From Chanel's 2014 Pre-Fall Métiers d'Art Paris-Dallas collection, Karl Lagerfeld's only US-themed Métiers d'Art capsule, shown on the runway at Fair Park in Dallas. The minaudière reproduces a Western trophy belt buckle as a hard-cased object bag: an oval face engraved in the round with foliate scrollwork, camellias, and a beaded border, the CHANEL name arched across the top and 31 RUE CAMBON banner-stamped across the bottom around a central CC sunburst.
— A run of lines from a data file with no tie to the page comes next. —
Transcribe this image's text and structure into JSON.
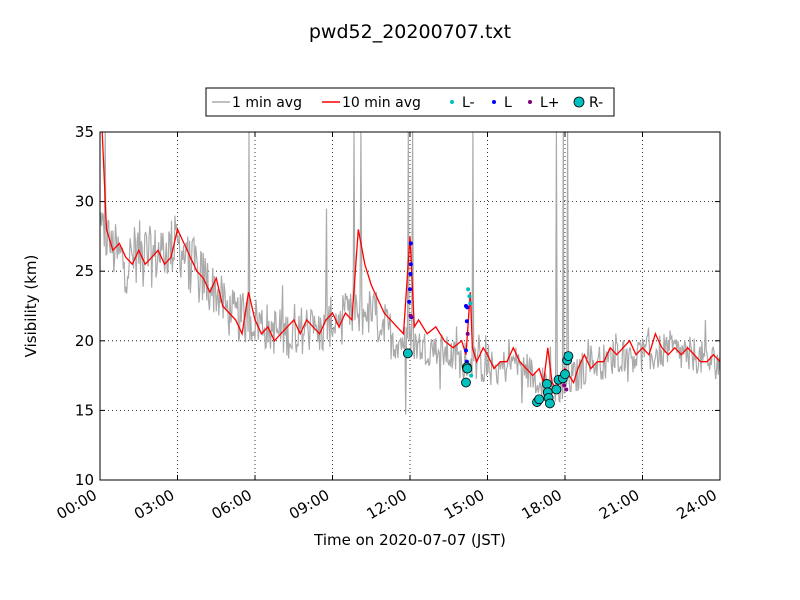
{
  "chart_data": {
    "type": "line",
    "title": "pwd52_20200707.txt",
    "xlabel": "Time on 2020-07-07 (JST)",
    "ylabel": "Visibility (km)",
    "xlim": [
      "00:00",
      "24:00"
    ],
    "ylim": [
      10,
      35
    ],
    "x_ticks": [
      "00:00",
      "03:00",
      "06:00",
      "09:00",
      "12:00",
      "15:00",
      "18:00",
      "21:00",
      "24:00"
    ],
    "y_ticks": [
      "10",
      "15",
      "20",
      "25",
      "30",
      "35"
    ],
    "grid": true,
    "legend_position": "top-center",
    "legend": [
      "1 min avg",
      "10 min avg",
      "L-",
      "L",
      "L+",
      "R-"
    ],
    "series": [
      {
        "name": "1 min avg",
        "color": "#aaaaaa",
        "style": "noisy-line",
        "x": [
          "00:00",
          "00:15",
          "00:30",
          "01:00",
          "01:30",
          "02:00",
          "02:30",
          "03:00",
          "03:30",
          "04:00",
          "04:30",
          "05:00",
          "05:30",
          "06:00",
          "06:30",
          "07:00",
          "07:30",
          "08:00",
          "08:30",
          "09:00",
          "09:30",
          "10:00",
          "10:30",
          "11:00",
          "11:30",
          "12:00",
          "12:30",
          "13:00",
          "13:30",
          "14:00",
          "14:30",
          "15:00",
          "15:30",
          "16:00",
          "16:30",
          "17:00",
          "17:30",
          "18:00",
          "18:30",
          "19:00",
          "19:30",
          "20:00",
          "20:30",
          "21:00",
          "21:30",
          "22:00",
          "22:30",
          "23:00",
          "23:30",
          "24:00"
        ],
        "y": [
          27.5,
          27.5,
          26.5,
          25.5,
          26.5,
          26.0,
          26.5,
          27.0,
          25.5,
          24.5,
          23.5,
          22.0,
          21.5,
          21.5,
          21.0,
          20.5,
          20.5,
          21.0,
          20.5,
          21.5,
          21.5,
          22.0,
          22.0,
          21.0,
          20.0,
          20.0,
          19.5,
          19.5,
          19.0,
          18.5,
          18.5,
          18.0,
          18.0,
          18.5,
          18.0,
          17.0,
          16.5,
          17.0,
          17.5,
          18.5,
          18.5,
          19.0,
          19.0,
          19.0,
          19.0,
          19.5,
          19.0,
          19.0,
          18.5,
          18.5
        ],
        "spikes": [
          {
            "x": "00:12",
            "y": 35.0
          },
          {
            "x": "05:45",
            "y": 35.0
          },
          {
            "x": "08:45",
            "y": 29.5
          },
          {
            "x": "09:50",
            "y": 35.0
          },
          {
            "x": "10:05",
            "y": 35.0
          },
          {
            "x": "11:55",
            "y": 35.0
          },
          {
            "x": "12:05",
            "y": 35.0
          },
          {
            "x": "14:25",
            "y": 35.0
          },
          {
            "x": "17:40",
            "y": 35.0
          },
          {
            "x": "17:55",
            "y": 35.0
          },
          {
            "x": "18:05",
            "y": 35.0
          }
        ],
        "dips": [
          {
            "x": "11:50",
            "y": 14.7
          },
          {
            "x": "16:20",
            "y": 15.5
          },
          {
            "x": "17:45",
            "y": 15.7
          },
          {
            "x": "13:10",
            "y": 16.5
          }
        ]
      },
      {
        "name": "10 min avg",
        "color": "#ff0000",
        "x": [
          "00:05",
          "00:15",
          "00:30",
          "00:45",
          "01:00",
          "01:15",
          "01:30",
          "01:45",
          "02:00",
          "02:15",
          "02:30",
          "02:45",
          "03:00",
          "03:15",
          "03:30",
          "03:45",
          "04:00",
          "04:15",
          "04:30",
          "04:45",
          "05:00",
          "05:15",
          "05:30",
          "05:45",
          "06:00",
          "06:15",
          "06:30",
          "06:45",
          "07:00",
          "07:15",
          "07:30",
          "07:45",
          "08:00",
          "08:15",
          "08:30",
          "08:45",
          "09:00",
          "09:15",
          "09:30",
          "09:45",
          "10:00",
          "10:15",
          "10:30",
          "10:45",
          "11:00",
          "11:15",
          "11:30",
          "11:45",
          "12:00",
          "12:10",
          "12:20",
          "12:40",
          "13:00",
          "13:20",
          "13:40",
          "14:00",
          "14:10",
          "14:20",
          "14:25",
          "14:35",
          "14:50",
          "15:00",
          "15:15",
          "15:30",
          "15:45",
          "16:00",
          "16:15",
          "16:30",
          "16:45",
          "17:00",
          "17:10",
          "17:20",
          "17:30",
          "17:40",
          "17:50",
          "18:00",
          "18:10",
          "18:20",
          "18:30",
          "18:45",
          "19:00",
          "19:15",
          "19:30",
          "19:45",
          "20:00",
          "20:15",
          "20:30",
          "20:45",
          "21:00",
          "21:15",
          "21:30",
          "21:45",
          "22:00",
          "22:15",
          "22:30",
          "22:45",
          "23:00",
          "23:15",
          "23:30",
          "23:45",
          "24:00"
        ],
        "y": [
          35.0,
          28.0,
          26.5,
          27.0,
          26.0,
          25.5,
          26.5,
          25.5,
          26.0,
          26.5,
          25.5,
          26.0,
          28.0,
          27.0,
          26.0,
          25.0,
          24.5,
          23.5,
          24.5,
          22.5,
          22.0,
          21.5,
          20.5,
          23.5,
          21.5,
          20.5,
          21.0,
          20.0,
          20.5,
          21.0,
          21.5,
          20.5,
          21.5,
          21.0,
          20.5,
          21.5,
          22.0,
          21.0,
          22.0,
          21.5,
          28.0,
          25.5,
          24.0,
          23.0,
          22.0,
          21.5,
          21.0,
          20.5,
          27.5,
          21.0,
          21.5,
          20.5,
          21.0,
          20.0,
          19.5,
          20.0,
          19.0,
          23.5,
          19.5,
          18.5,
          19.5,
          19.0,
          18.0,
          18.5,
          18.5,
          19.5,
          18.5,
          18.0,
          17.5,
          18.0,
          17.0,
          19.5,
          17.0,
          16.5,
          17.5,
          18.0,
          17.5,
          17.0,
          18.0,
          19.0,
          18.0,
          18.5,
          18.5,
          19.5,
          19.0,
          19.5,
          20.0,
          19.0,
          19.5,
          19.0,
          20.5,
          19.5,
          19.0,
          19.5,
          19.0,
          19.5,
          19.0,
          18.5,
          18.5,
          19.0,
          18.5
        ]
      },
      {
        "name": "L-",
        "color": "#00bfbf",
        "marker": "small-dot",
        "x": [
          "14:15",
          "14:18",
          "14:20",
          "14:22"
        ],
        "y": [
          23.7,
          23.2,
          22.7,
          17.5
        ]
      },
      {
        "name": "L",
        "color": "#0000ff",
        "marker": "small-dot",
        "x": [
          "11:58",
          "12:00",
          "12:01",
          "12:02",
          "12:02",
          "12:03",
          "14:10",
          "14:10",
          "14:12",
          "14:12",
          "14:13",
          "18:00",
          "18:02",
          "18:04"
        ],
        "y": [
          22.8,
          23.7,
          24.8,
          25.5,
          27.0,
          21.7,
          22.5,
          19.3,
          21.4,
          18.5,
          22.4,
          18.5,
          17.8,
          17.5
        ]
      },
      {
        "name": "L+",
        "color": "#800080",
        "marker": "small-dot",
        "x": [
          "12:01",
          "14:14",
          "17:58",
          "18:03"
        ],
        "y": [
          21.8,
          20.5,
          16.8,
          16.5
        ]
      },
      {
        "name": "R-",
        "color": "#00bfbf",
        "marker": "large-circle",
        "x": [
          "11:55",
          "14:10",
          "14:12",
          "14:13",
          "16:55",
          "17:00",
          "17:18",
          "17:20",
          "17:22",
          "17:25",
          "17:40",
          "17:45",
          "17:55",
          "18:00",
          "18:05",
          "18:08"
        ],
        "y": [
          19.1,
          17.0,
          18.1,
          18.0,
          15.6,
          15.8,
          16.9,
          16.3,
          15.9,
          15.5,
          16.5,
          17.2,
          17.3,
          17.6,
          18.6,
          18.9
        ]
      }
    ]
  }
}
The case sides are ridged black lambskin, the reverse is black pony hair, and the piece hangs from a slim leather-laced chain. A push-stud closure at the top opens the hinged shell. The form is among the most literal of the collection's Americana references, a couture object built in the shape of a rodeo prize, and it sits outside Chanel's standard flap and boy structures entirely.

Condition: 2 – Excellent
Year: 2014 (Pre-Fall, Métiers d'Art Paris-Dallas)
Color: Noir
Material: Lambskin / Pony Hair
Hardware: Gold and Palladium
Includes: Box
Dimensions: 23 × 18 × 2 cm | 9" W × 7.1" H × 0.8" D

Collector's Insight:
Paris-Dallas was Chanel's single American Métiers d'Art collection, and the object-format pieces, the belt buckle, the holster, were produced in far smaller numbers than the flaps and boys from the same runway. This minaudière deviates entirely from standard Chanel structures, which places it with the completist collectors who pursue runway-specific artifacts rather than wearing bags, and the engraved 31 Rue Cambon medallion makes it one of the most recognizable objects from the collection.

Resale Insight:
Object-format minaudières from Lagerfeld's Métiers d'Art runways trade as collector instruments, insulated from the seasonal cycles that move standard handbag lines because supply was tiny and never repeated. The Paris-Dallas pieces carry added weight as Karl-era runway artifacts now that the period is closed, and excellent examples of the object bags surface infrequently, trading at multiples of original retail when they do.